Burger Fuel is performing strongly in every market that it operates in. Worldwide system sales (unaudited) have increased to $22.1million, up 26.5% on the same period last year. Burger Fuel’s operating revenue is up 10.1% to $5,363,877.

The management says that the company is well positioned to deploy its variety of operating models in different markets. As at 30 September 2012 the group had $2,310,829 in cash, up $1,151,462 (99.3%) on the prior period and has no borrowings.

While the management acknowledge the necessity of returning profits to shareholders through dividends, they believe it is essential at this time that BFW continue investment to support growth and take a long-term view of their business.

DISCLAIMER: To the extent that any of the content above constitutes advice, it is general advice that has been prepared without reference to investor’s objectives, financial situation or needs.
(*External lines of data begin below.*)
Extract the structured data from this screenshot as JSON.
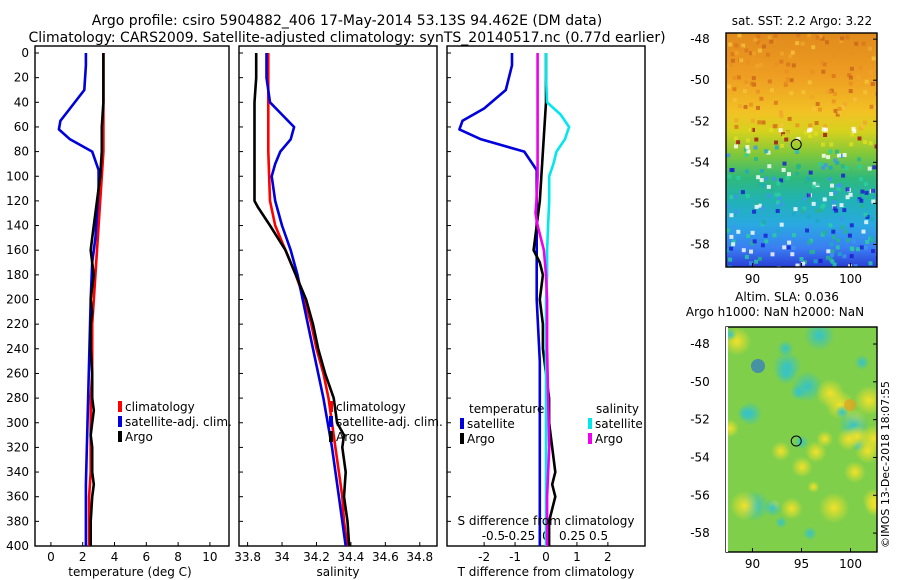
{
  "header": {
    "line1": "Argo profile: csiro 5904882_406 17-May-2014 53.13S 94.462E (DM data)",
    "line2": "Climatology: CARS2009. Satellite-adjusted climatology: synTS_20140517.nc (0.77d earlier)"
  },
  "depth_axis": {
    "ticks": [
      0,
      20,
      40,
      60,
      80,
      100,
      120,
      140,
      160,
      180,
      200,
      220,
      240,
      260,
      280,
      300,
      320,
      340,
      360,
      380,
      400
    ]
  },
  "colors": {
    "climatology": "#ff0000",
    "satellite": "#0000dd",
    "argo": "#000000",
    "sat_salinity": "#00e8ee",
    "argo_salinity": "#ee00ee"
  },
  "chart_data": [
    {
      "type": "line",
      "title": "",
      "xlabel": "temperature (deg C)",
      "ylabel": "depth",
      "xlim": [
        -1,
        11.2
      ],
      "ylim": [
        400,
        0
      ],
      "xticks": [
        "0",
        "2",
        "4",
        "6",
        "8",
        "10"
      ],
      "legend": {
        "items": [
          "climatology",
          "satellite-adj. clim.",
          "Argo"
        ],
        "placement": "lower-right"
      },
      "series": [
        {
          "name": "climatology",
          "color": "#ff0000",
          "depth": [
            0,
            20,
            40,
            60,
            80,
            100,
            120,
            140,
            160,
            180,
            200,
            220,
            240,
            260,
            280,
            300,
            320,
            340,
            360,
            380,
            400
          ],
          "values": [
            3.3,
            3.3,
            3.3,
            3.3,
            3.3,
            3.2,
            3.1,
            3.0,
            2.9,
            2.8,
            2.7,
            2.6,
            2.6,
            2.6,
            2.5,
            2.5,
            2.5,
            2.5,
            2.4,
            2.4,
            2.4
          ]
        },
        {
          "name": "satellite-adj. clim.",
          "color": "#0000dd",
          "depth": [
            0,
            10,
            30,
            45,
            55,
            62,
            70,
            80,
            95,
            110,
            130,
            150,
            170,
            200,
            250,
            300,
            350,
            400
          ],
          "values": [
            2.2,
            2.2,
            2.1,
            1.2,
            0.6,
            0.5,
            1.2,
            2.6,
            3.0,
            3.0,
            2.9,
            2.8,
            2.6,
            2.5,
            2.4,
            2.3,
            2.2,
            2.2
          ]
        },
        {
          "name": "Argo",
          "color": "#000000",
          "depth": [
            0,
            20,
            40,
            60,
            80,
            100,
            120,
            140,
            150,
            160,
            170,
            180,
            190,
            200,
            210,
            220,
            240,
            260,
            280,
            290,
            300,
            310,
            320,
            340,
            350,
            360,
            380,
            400
          ],
          "values": [
            3.3,
            3.3,
            3.3,
            3.2,
            3.2,
            3.1,
            2.9,
            2.7,
            2.6,
            2.5,
            2.6,
            2.7,
            2.6,
            2.5,
            2.6,
            2.5,
            2.5,
            2.6,
            2.6,
            2.7,
            2.6,
            2.5,
            2.6,
            2.6,
            2.7,
            2.6,
            2.5,
            2.5
          ]
        }
      ]
    },
    {
      "type": "line",
      "title": "",
      "xlabel": "salinity",
      "ylabel": "depth",
      "xlim": [
        33.75,
        34.9
      ],
      "ylim": [
        400,
        0
      ],
      "xticks": [
        "33.8",
        "34",
        "34.2",
        "34.4",
        "34.6",
        "34.8"
      ],
      "legend": {
        "items": [
          "climatology",
          "satellite-adj. clim.",
          "Argo"
        ],
        "placement": "lower-right"
      },
      "series": [
        {
          "name": "climatology",
          "color": "#ff0000",
          "depth": [
            0,
            40,
            80,
            120,
            140,
            160,
            180,
            200,
            220,
            240,
            260,
            280,
            300,
            320,
            340,
            360,
            380,
            400
          ],
          "values": [
            33.92,
            33.92,
            33.92,
            33.93,
            33.96,
            34.02,
            34.08,
            34.13,
            34.17,
            34.2,
            34.24,
            34.27,
            34.29,
            34.31,
            34.33,
            34.35,
            34.36,
            34.38
          ]
        },
        {
          "name": "satellite-adj. clim.",
          "color": "#0000dd",
          "depth": [
            0,
            20,
            40,
            50,
            60,
            70,
            80,
            90,
            100,
            120,
            140,
            160,
            180,
            200,
            240,
            280,
            320,
            360,
            400
          ],
          "values": [
            33.91,
            33.91,
            33.93,
            34.0,
            34.07,
            34.05,
            33.99,
            33.96,
            33.94,
            33.96,
            34.0,
            34.05,
            34.09,
            34.12,
            34.18,
            34.24,
            34.29,
            34.33,
            34.37
          ]
        },
        {
          "name": "Argo",
          "color": "#000000",
          "depth": [
            0,
            20,
            40,
            60,
            80,
            100,
            120,
            125,
            140,
            160,
            180,
            200,
            220,
            240,
            260,
            280,
            300,
            310,
            320,
            340,
            360,
            380,
            400
          ],
          "values": [
            33.85,
            33.85,
            33.84,
            33.84,
            33.84,
            33.84,
            33.84,
            33.86,
            33.93,
            34.02,
            34.08,
            34.14,
            34.18,
            34.21,
            34.25,
            34.3,
            34.32,
            34.36,
            34.35,
            34.37,
            34.36,
            34.38,
            34.39
          ]
        }
      ]
    },
    {
      "type": "line",
      "title": "",
      "xlabel": "T difference from climatology",
      "x2label": "S difference from climatology",
      "ylabel": "depth",
      "xlim": [
        -3.2,
        3.2
      ],
      "ylim": [
        400,
        0
      ],
      "xticks": [
        "-2",
        "-1",
        "0",
        "1",
        "2"
      ],
      "x2ticks": [
        "-0.5",
        "-0.25",
        "0",
        "0.25",
        "0.5"
      ],
      "legend": {
        "temperature_title": "temperature",
        "salinity_title": "salinity",
        "items": [
          "satellite",
          "Argo",
          "satellite",
          "Argo"
        ],
        "placement": "lower"
      },
      "series": [
        {
          "name": "temperature satellite",
          "color": "#0000dd",
          "depth": [
            0,
            10,
            30,
            45,
            55,
            62,
            70,
            80,
            95,
            110,
            130,
            150,
            170,
            200,
            250,
            300,
            350,
            400
          ],
          "values": [
            -1.1,
            -1.1,
            -1.3,
            -2.0,
            -2.7,
            -2.8,
            -2.1,
            -0.7,
            -0.3,
            -0.3,
            -0.3,
            -0.3,
            -0.3,
            -0.3,
            -0.2,
            -0.2,
            -0.2,
            -0.2
          ]
        },
        {
          "name": "temperature Argo",
          "color": "#000000",
          "depth": [
            0,
            40,
            80,
            120,
            140,
            160,
            170,
            180,
            200,
            220,
            240,
            260,
            280,
            300,
            320,
            340,
            350,
            360,
            380,
            400
          ],
          "values": [
            0.0,
            0.0,
            -0.1,
            -0.2,
            -0.3,
            -0.4,
            -0.2,
            -0.1,
            -0.2,
            -0.1,
            -0.1,
            0.0,
            0.1,
            0.1,
            0.2,
            0.3,
            0.2,
            0.3,
            0.1,
            0.1
          ]
        },
        {
          "name": "salinity satellite",
          "color": "#00e8ee",
          "depth": [
            0,
            20,
            40,
            50,
            60,
            70,
            80,
            90,
            100,
            120,
            140,
            160,
            180,
            200,
            260,
            300,
            360,
            400
          ],
          "values": [
            0.0,
            0.0,
            0.01,
            0.14,
            0.22,
            0.18,
            0.1,
            0.07,
            0.03,
            0.03,
            0.02,
            0.01,
            0.01,
            0.0,
            0.0,
            0.0,
            0.0,
            0.0
          ]
        },
        {
          "name": "salinity Argo",
          "color": "#ee00ee",
          "depth": [
            0,
            20,
            40,
            60,
            80,
            100,
            120,
            130,
            140,
            160,
            180,
            200,
            240,
            280,
            320,
            360,
            400
          ],
          "values": [
            -0.08,
            -0.08,
            -0.08,
            -0.08,
            -0.08,
            -0.08,
            -0.09,
            -0.1,
            -0.08,
            -0.02,
            0.0,
            0.01,
            0.01,
            0.02,
            0.03,
            0.01,
            0.01
          ]
        }
      ]
    }
  ],
  "maps": {
    "sst": {
      "title": "sat. SST: 2.2 Argo: 3.22",
      "lat_ticks": [
        "-48",
        "-50",
        "-52",
        "-54",
        "-56",
        "-58"
      ],
      "lon_ticks": [
        "90",
        "95",
        "100"
      ],
      "marker": {
        "lat": -53.13,
        "lon": 94.462
      }
    },
    "sla": {
      "title1": "Altim. SLA: 0.036",
      "title2": "Argo h1000: NaN h2000: NaN",
      "lat_ticks": [
        "-48",
        "-50",
        "-52",
        "-54",
        "-56",
        "-58"
      ],
      "lon_ticks": [
        "90",
        "95",
        "100"
      ],
      "marker": {
        "lat": -53.13,
        "lon": 94.462
      }
    }
  },
  "credit": "©IMOS 13-Dec-2018 18:07:55"
}
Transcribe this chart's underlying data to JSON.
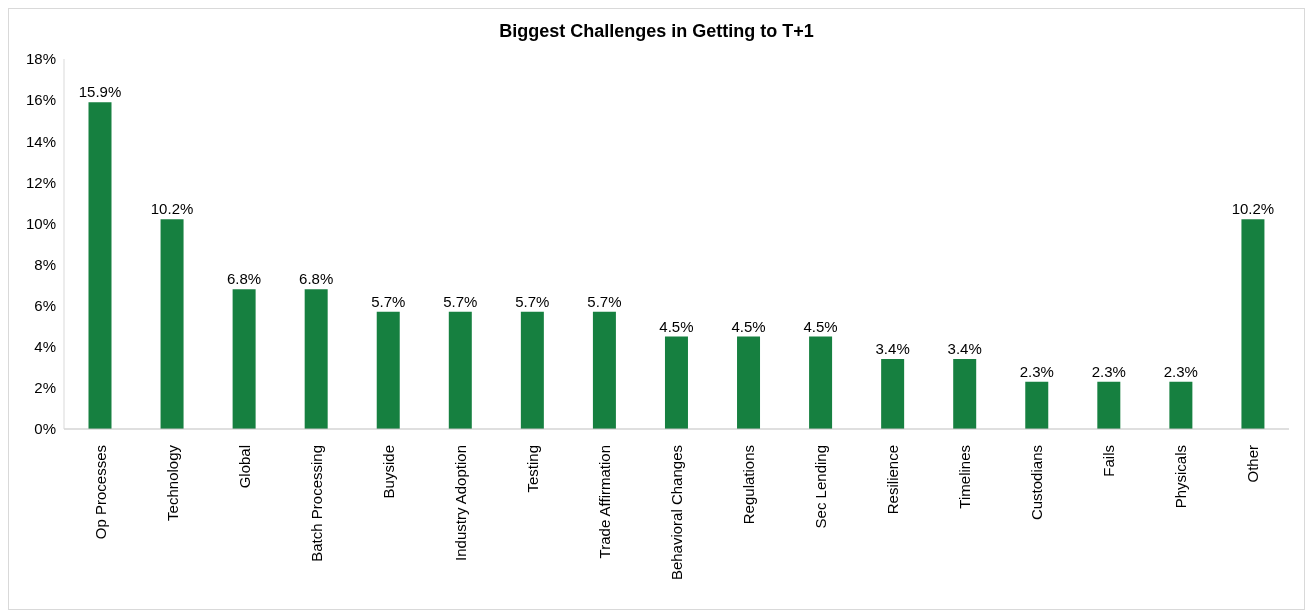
{
  "chart_data": {
    "type": "bar",
    "title": "Biggest Challenges in Getting to T+1",
    "categories": [
      "Op Processes",
      "Technology",
      "Global",
      "Batch Processing",
      "Buyside",
      "Industry Adoption",
      "Testing",
      "Trade Affirmation",
      "Behavioral Changes",
      "Regulations",
      "Sec Lending",
      "Resilience",
      "Timelines",
      "Custodians",
      "Fails",
      "Physicals",
      "Other"
    ],
    "values": [
      15.9,
      10.2,
      6.8,
      6.8,
      5.7,
      5.7,
      5.7,
      5.7,
      4.5,
      4.5,
      4.5,
      3.4,
      3.4,
      2.3,
      2.3,
      2.3,
      10.2
    ],
    "value_labels": [
      "15.9%",
      "10.2%",
      "6.8%",
      "6.8%",
      "5.7%",
      "5.7%",
      "5.7%",
      "5.7%",
      "4.5%",
      "4.5%",
      "4.5%",
      "3.4%",
      "3.4%",
      "2.3%",
      "2.3%",
      "2.3%",
      "10.2%"
    ],
    "color": "#168040",
    "ylim": [
      0,
      18
    ],
    "yticks": [
      {
        "value": 0,
        "label": "0%"
      },
      {
        "value": 2,
        "label": "2%"
      },
      {
        "value": 4,
        "label": "4%"
      },
      {
        "value": 6,
        "label": "6%"
      },
      {
        "value": 8,
        "label": "8%"
      },
      {
        "value": 10,
        "label": "10%"
      },
      {
        "value": 12,
        "label": "12%"
      },
      {
        "value": 14,
        "label": "14%"
      },
      {
        "value": 16,
        "label": "16%"
      },
      {
        "value": 18,
        "label": "18%"
      }
    ],
    "grid": false,
    "legend": false
  }
}
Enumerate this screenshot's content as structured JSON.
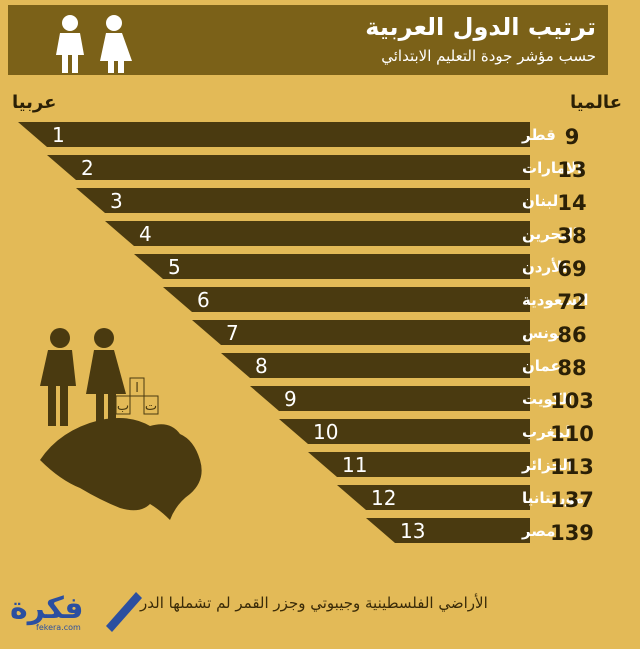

Before acting on any advice, investors should consider the appropriateness of the advice and IRG recommend that investors should obtain appropriate financial, legal and taxation advice before making any financial investment decision. The report is based on information compiled from public information and private research. IRG have completed the report on a best endeavours basis and do not accept any liability of loss or damage. IRG suggest that clients use this as part of a decision making process and check key data before making any investment decisions.
Employees may have an interest in the securities discussed in this report.